Deep learning for reduced order modelling and efficient temporal evolution of fluid simulations

Reduced order modeling (ROM) has been widely used to create lower order, computationally inexpensive representations of higher-order dynamical systems. Using these representations, ROMs can efficiently model flow fields while using significantly lesser parameters. Conventional ROMs accomplish this by linearly projecting higher-order manifolds to lower-dimensional space using dimensionality reduction techniques such as proper orthogonal decomposition (POD). In this work, we develop a novel deep learning framework DL-ROM (deep learning—reduced order modeling) to create a neural network capable of non-linear projections to reduced order states. We then use the learned reduced state to efficiently predict future time steps of the simulation using 3D Autoencoder and 3D U-Net-based architectures.

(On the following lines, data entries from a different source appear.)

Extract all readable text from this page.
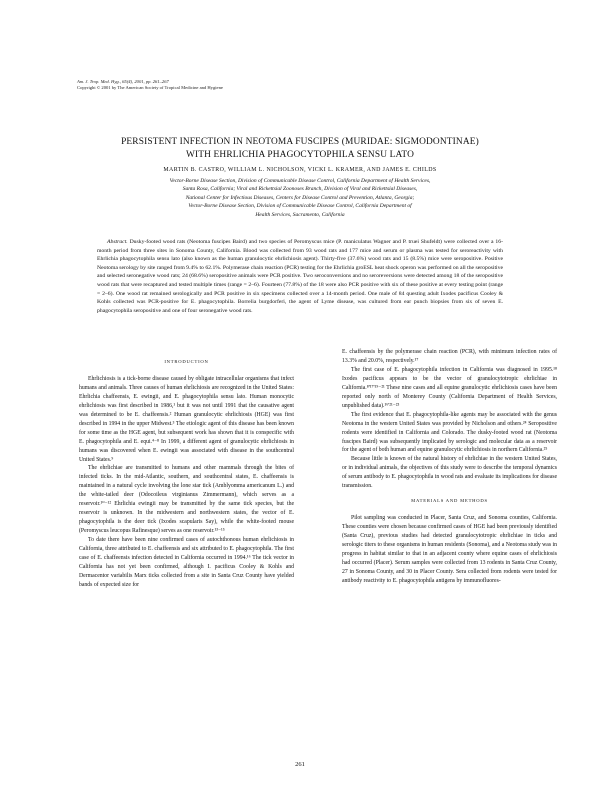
Am. J. Trop. Med. Hyg., 65(4), 2001, pp. 261–267
Copyright © 2001 by The American Society of Tropical Medicine and Hygiene
PERSISTENT INFECTION IN NEOTOMA FUSCIPES (MURIDAE: SIGMODONTINAE)
WITH EHRLICHIA PHAGOCYTOPHILA SENSU LATO
MARTIN B. CASTRO, WILLIAM L. NICHOLSON, VICKI L. KRAMER, AND JAMES E. CHILDS
Vector-Borne Disease Section, Division of Communicable Disease Control, California Department of Health Services,
Santa Rosa, California; Viral and Rickettsial Zoonoses Branch, Division of Viral and Rickettsial Diseases,
National Center for Infectious Diseases, Centers for Disease Control and Prevention, Atlanta, Georgia;
Vector-Borne Disease Section, Division of Communicable Disease Control, California Department of
Health Services, Sacramento, California
Abstract. Dusky-footed wood rats (Neotoma fuscipes Baird) and two species of Peromyscus mice (P. maniculatus Wagner and P. truei Shufeldt) were collected over a 16-month period from three sites in Sonoma County, California. Blood was collected from 93 wood rats and 177 mice and serum or plasma was tested for seroreactivity with Ehrlichia phagocytophila sensu lato (also known as the human granulocytic ehrlichiosis agent). Thirty-five (37.6%) wood rats and 15 (8.5%) mice were seropositive. Positive Neotoma serology by site ranged from 9.4% to 62.1%. Polymerase chain reaction (PCR) testing for the Ehrlichia groESL heat shock operon was performed on all the seropositive and selected seronegative wood rats; 24 (68.6%) seropositive animals were PCR positive. Two seroconversions and no seroreversions were detected among 18 of the seropositive wood rats that were recaptured and tested multiple times (range = 2–6). Fourteen (77.8%) of the 18 were also PCR positive with six of these positive at every testing point (range = 2–6). One wood rat remained serologically and PCR positive in six specimens collected over a 14-month period. One male of 84 questing adult Ixodes pacificus Cooley & Kohls collected was PCR-positive for E. phagocytophila. Borrelia burgdorferi, the agent of Lyme disease, was cultured from ear punch biopsies from six of seven E. phagocytophila seropositive and one of four seronegative wood rats.
INTRODUCTION

Ehrlichiosis is a tick-borne disease caused by obligate intracellular organisms that infect humans and animals. Three causes of human ehrlichiosis are recognized in the United States: Ehrlichia chaffeensis, E. ewingii, and E. phagocytophila sensu lato. Human monocytic ehrlichiosis was first described in 1986,¹ but it was not until 1991 that the causative agent was determined to be E. chaffeensis.² Human granulocytic ehrlichiosis (HGE) was first described in 1994 in the upper Midwest.³ The etiologic agent of this disease has been known for some time as the HGE agent, but subsequent work has shown that it is conspecific with E. phagocytophila and E. equi.⁴⁻⁸ In 1999, a different agent of granulocytic ehrlichiosis in humans was discovered when E. ewingii was associated with disease in the southcentral United States.⁹

The ehrlichiae are transmitted to humans and other mammals through the bites of infected ticks. In the mid-Atlantic, southern, and southcentral states, E. chaffeensis is maintained in a natural cycle involving the lone star tick (Amblyomma americanum L.) and the white-tailed deer (Odocoileus virginianus Zimmermann), which serves as a reservoir.¹⁰⁻¹² Ehrlichia ewingii may be transmitted by the same tick species, but the reservoir is unknown. In the midwestern and northwestern states, the vector of E. phagocytophila is the deer tick (Ixodes scapularis Say), while the white-footed mouse (Peromyscus leucopus Rafinesque) serves as one reservoir.¹³⁻¹⁵

To date there have been nine confirmed cases of autochthonous human ehrlichiosis in California, three attributed to E. chaffeensis and six attributed to E. phagocytophila. The first case of E. chaffeensis infection detected in California occurred in 1994.¹⁶ The tick vector in California has not yet been confirmed, although I. pacificus Cooley & Kohls and Dermacentor variabilis Marx ticks collected from a site in Santa Cruz County have yielded bands of expected size for

E. chaffeensis by the polymerase chain reaction (PCR), with minimum infection rates of 13.3% and 20.0%, respectively.¹⁷

The first case of E. phagocytophila infection in California was diagnosed in 1995.¹⁸ Ixodes pacificus appears to be the vector of granulocytotropic ehrlichiae in California.⁸'¹⁷'¹⁹⁻²¹ These nine cases and all equine granulocytic ehrlichiosis cases have been reported only north of Monterey County (California Department of Health Services, unpublished data).¹⁶'²¹⁻²³

The first evidence that E. phagocytophila-like agents may be associated with the genus Neotoma in the western United States was provided by Nicholson and others.²⁴ Seropositive rodents were identified in California and Colorado. The dusky-footed wood rat (Neotoma fuscipes Baird) was subsequently implicated by serologic and molecular data as a reservoir for the agent of both human and equine granulocytic ehrlichiosis in northern California.²⁵

Because little is known of the natural history of ehrlichiae in the western United States, or in individual animals, the objectives of this study were to describe the temporal dynamics of serum antibody to E. phagocytophila in wood rats and evaluate its implications for disease transmission.

MATERIALS AND METHODS

Pilot sampling was conducted in Placer, Santa Cruz, and Sonoma counties, California. These counties were chosen because confirmed cases of HGE had been previously identified (Santa Cruz), previous studies had detected granulocytotropic ehrlichiae in ticks and serologic titers to these organisms in human residents (Sonoma), and a Neotoma study was in progress in habitat similar to that in an adjacent county where equine cases of ehrlichiosis had occurred (Placer). Serum samples were collected from 13 rodents in Santa Cruz County, 27 in Sonoma County, and 30 in Placer County. Sera collected from rodents were tested for antibody reactivity to E. phagocytophila antigens by immunofluores-

261
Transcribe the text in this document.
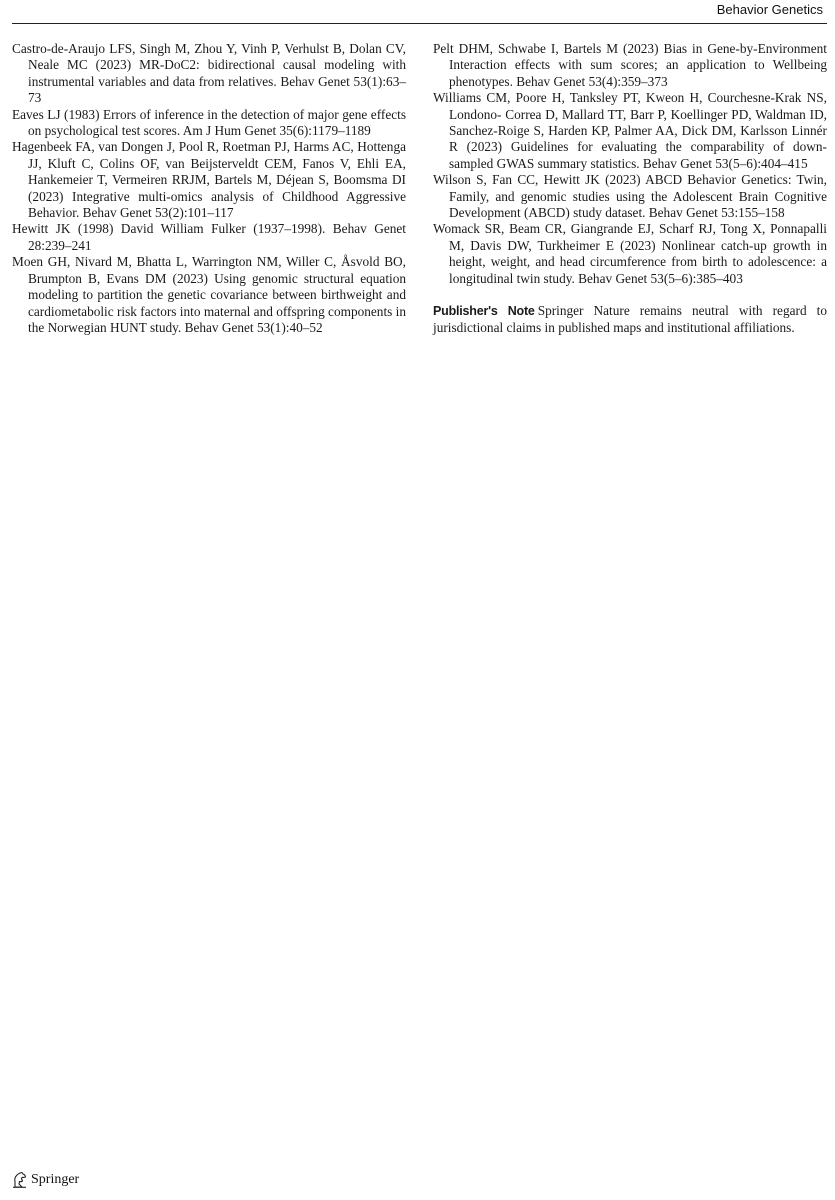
Behavior Genetics

Castro-de-Araujo LFS, Singh M, Zhou Y, Vinh P, Verhulst B, Dolan CV, Neale MC (2023) MR-DoC2: bidirectional causal modeling with instrumental variables and data from relatives. Behav Genet 53(1):63–73

Eaves LJ (1983) Errors of inference in the detection of major gene effects on psychological test scores. Am J Hum Genet 35(6):1179–1189

Hagenbeek FA, van Dongen J, Pool R, Roetman PJ, Harms AC, Hottenga JJ, Kluft C, Colins OF, van Beijsterveldt CEM, Fanos V, Ehli EA, Hankemeier T, Vermeiren RRJM, Bartels M, Déjean S, Boomsma DI (2023) Integrative multi-omics analysis of Childhood Aggressive Behavior. Behav Genet 53(2):101–117

Hewitt JK (1998) David William Fulker (1937–1998). Behav Genet 28:239–241

Moen GH, Nivard M, Bhatta L, Warrington NM, Willer C, Åsvold BO, Brumpton B, Evans DM (2023) Using genomic structural equation modeling to partition the genetic covariance between birthweight and cardiometabolic risk factors into maternal and offspring components in the Norwegian HUNT study. Behav Genet 53(1):40–52

Pelt DHM, Schwabe I, Bartels M (2023) Bias in Gene-by-Environment Interaction effects with sum scores; an application to Wellbeing phenotypes. Behav Genet 53(4):359–373

Williams CM, Poore H, Tanksley PT, Kweon H, Courchesne-Krak NS, Londono- Correa D, Mallard TT, Barr P, Koellinger PD, Waldman ID, Sanchez-Roige S, Harden KP, Palmer AA, Dick DM, Karlsson Linnér R (2023) Guidelines for evaluating the comparability of down-sampled GWAS summary statistics. Behav Genet 53(5–6):404–415

Wilson S, Fan CC, Hewitt JK (2023) ABCD Behavior Genetics: Twin, Family, and genomic studies using the Adolescent Brain Cognitive Development (ABCD) study dataset. Behav Genet 53:155–158

Womack SR, Beam CR, Giangrande EJ, Scharf RJ, Tong X, Ponnapalli M, Davis DW, Turkheimer E (2023) Nonlinear catch-up growth in height, weight, and head circumference from birth to adolescence: a longitudinal twin study. Behav Genet 53(5–6):385–403

Publisher's Note Springer Nature remains neutral with regard to jurisdictional claims in published maps and institutional affiliations.

Springer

Our model DL-ROM can create highly accurate reconstructions from the learned ROM and is thus able to efficiently predict future time steps by temporally traversing in the learned reduced state. All of this is achieved without ground truth supervision or needing to iteratively solve the expensive Navier–Stokes (NS) equations thereby resulting in massive computational savings. To test the effectiveness and performance of our approach, we evaluate our implementation on five different computational fluid dynamics (CFD) datasets using reconstruction performance and computational runtime metrics. DL-ROM can reduce the computational run times of iterative solvers by nearly two orders of magnitude while maintaining an acceptable error threshold.